Paramount Home Entertainment presents Jackass Number Two in all its grungy, digitally-shot splendor with a clean anamorphic transfer (1.85:1) and flawless Dolby Digital 5.1 audio. The unrated cut of the film isn't that much different from the theatrical version, though there is the added value of watching a leech get applied to one of Dave England's testicles (horrifying, yes, but still nothing compared to the Steve O's leech-on-the-eyeball stunt). Speaking of testicles, one gets slammed shut in a dictionary in one of the "Unrated Additional Segments" (6 min.), while a pair of 'em get tasered in one of the stunts found in the ostensibly tamer "Additional Segments" (28 min.), so that's good.

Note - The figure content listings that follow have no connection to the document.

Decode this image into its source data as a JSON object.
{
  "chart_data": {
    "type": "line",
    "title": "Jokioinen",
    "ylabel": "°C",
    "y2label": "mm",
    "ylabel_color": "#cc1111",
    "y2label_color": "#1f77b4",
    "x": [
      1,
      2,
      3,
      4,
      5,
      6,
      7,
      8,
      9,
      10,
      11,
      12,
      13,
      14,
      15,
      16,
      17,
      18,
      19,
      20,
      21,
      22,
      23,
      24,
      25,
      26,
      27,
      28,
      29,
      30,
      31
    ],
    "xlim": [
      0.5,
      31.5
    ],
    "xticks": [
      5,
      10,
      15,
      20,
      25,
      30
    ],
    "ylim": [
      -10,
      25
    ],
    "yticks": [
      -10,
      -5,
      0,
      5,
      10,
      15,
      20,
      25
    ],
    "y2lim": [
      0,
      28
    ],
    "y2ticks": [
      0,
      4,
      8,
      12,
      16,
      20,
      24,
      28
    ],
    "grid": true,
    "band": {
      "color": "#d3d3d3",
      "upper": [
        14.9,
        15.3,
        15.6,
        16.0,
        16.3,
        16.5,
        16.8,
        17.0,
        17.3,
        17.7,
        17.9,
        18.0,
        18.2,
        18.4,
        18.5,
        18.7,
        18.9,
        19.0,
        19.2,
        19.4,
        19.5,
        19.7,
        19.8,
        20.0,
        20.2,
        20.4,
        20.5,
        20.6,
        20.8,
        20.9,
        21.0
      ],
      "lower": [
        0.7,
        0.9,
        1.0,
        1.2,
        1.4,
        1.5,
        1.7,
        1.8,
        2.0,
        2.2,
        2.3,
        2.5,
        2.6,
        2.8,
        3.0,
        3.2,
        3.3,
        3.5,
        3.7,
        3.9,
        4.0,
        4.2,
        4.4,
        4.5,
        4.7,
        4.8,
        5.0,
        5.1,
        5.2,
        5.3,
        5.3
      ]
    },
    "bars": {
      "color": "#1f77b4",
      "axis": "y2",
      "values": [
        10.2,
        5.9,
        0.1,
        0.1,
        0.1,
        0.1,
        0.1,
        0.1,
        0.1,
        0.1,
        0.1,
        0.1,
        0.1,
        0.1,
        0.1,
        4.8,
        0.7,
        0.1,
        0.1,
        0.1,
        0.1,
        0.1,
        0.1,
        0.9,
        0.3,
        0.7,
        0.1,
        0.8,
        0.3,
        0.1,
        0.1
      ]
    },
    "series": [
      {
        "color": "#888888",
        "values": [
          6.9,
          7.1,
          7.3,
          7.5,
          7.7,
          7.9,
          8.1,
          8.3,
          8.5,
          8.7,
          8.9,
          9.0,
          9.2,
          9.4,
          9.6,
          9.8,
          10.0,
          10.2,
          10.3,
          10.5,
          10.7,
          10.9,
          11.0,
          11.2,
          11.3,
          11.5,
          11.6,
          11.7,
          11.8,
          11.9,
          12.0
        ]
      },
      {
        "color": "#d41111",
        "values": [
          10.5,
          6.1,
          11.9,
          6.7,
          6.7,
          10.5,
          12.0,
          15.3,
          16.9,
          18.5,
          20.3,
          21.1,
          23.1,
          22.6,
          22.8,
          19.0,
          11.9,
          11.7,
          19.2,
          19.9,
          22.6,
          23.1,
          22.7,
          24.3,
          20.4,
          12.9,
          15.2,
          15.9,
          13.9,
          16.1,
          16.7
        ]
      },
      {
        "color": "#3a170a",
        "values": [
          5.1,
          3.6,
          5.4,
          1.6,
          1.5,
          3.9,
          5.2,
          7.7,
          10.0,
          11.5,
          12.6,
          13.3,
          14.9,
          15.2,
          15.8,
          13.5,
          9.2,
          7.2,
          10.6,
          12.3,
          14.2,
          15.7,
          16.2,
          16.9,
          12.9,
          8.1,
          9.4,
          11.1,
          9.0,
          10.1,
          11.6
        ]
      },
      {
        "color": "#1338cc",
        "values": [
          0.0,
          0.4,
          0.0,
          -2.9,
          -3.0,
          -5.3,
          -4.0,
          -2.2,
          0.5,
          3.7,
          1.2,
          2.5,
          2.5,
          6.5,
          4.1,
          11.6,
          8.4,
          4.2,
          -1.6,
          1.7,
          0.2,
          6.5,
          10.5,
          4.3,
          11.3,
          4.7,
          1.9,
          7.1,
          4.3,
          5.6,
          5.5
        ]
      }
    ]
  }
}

McGhehey also contributes a phenomenal character-bit as a deranged homeless man that was inexplicably relegated to one-off status; if there's a third Jackass, this has to be reincorporated. Other extras include a behind-the-scenes doc (30 min.), deleted scenes (16 min.), outtakes (8 min.), unrated spots for the MTV Video Music Awards (2 min.), a music video, a photo gallery, and trailers. Also good for many, many laughs is the feature-length commentary featuring the entire Jackass crew save for Bam. He's probably going to pay for that. Keep-case.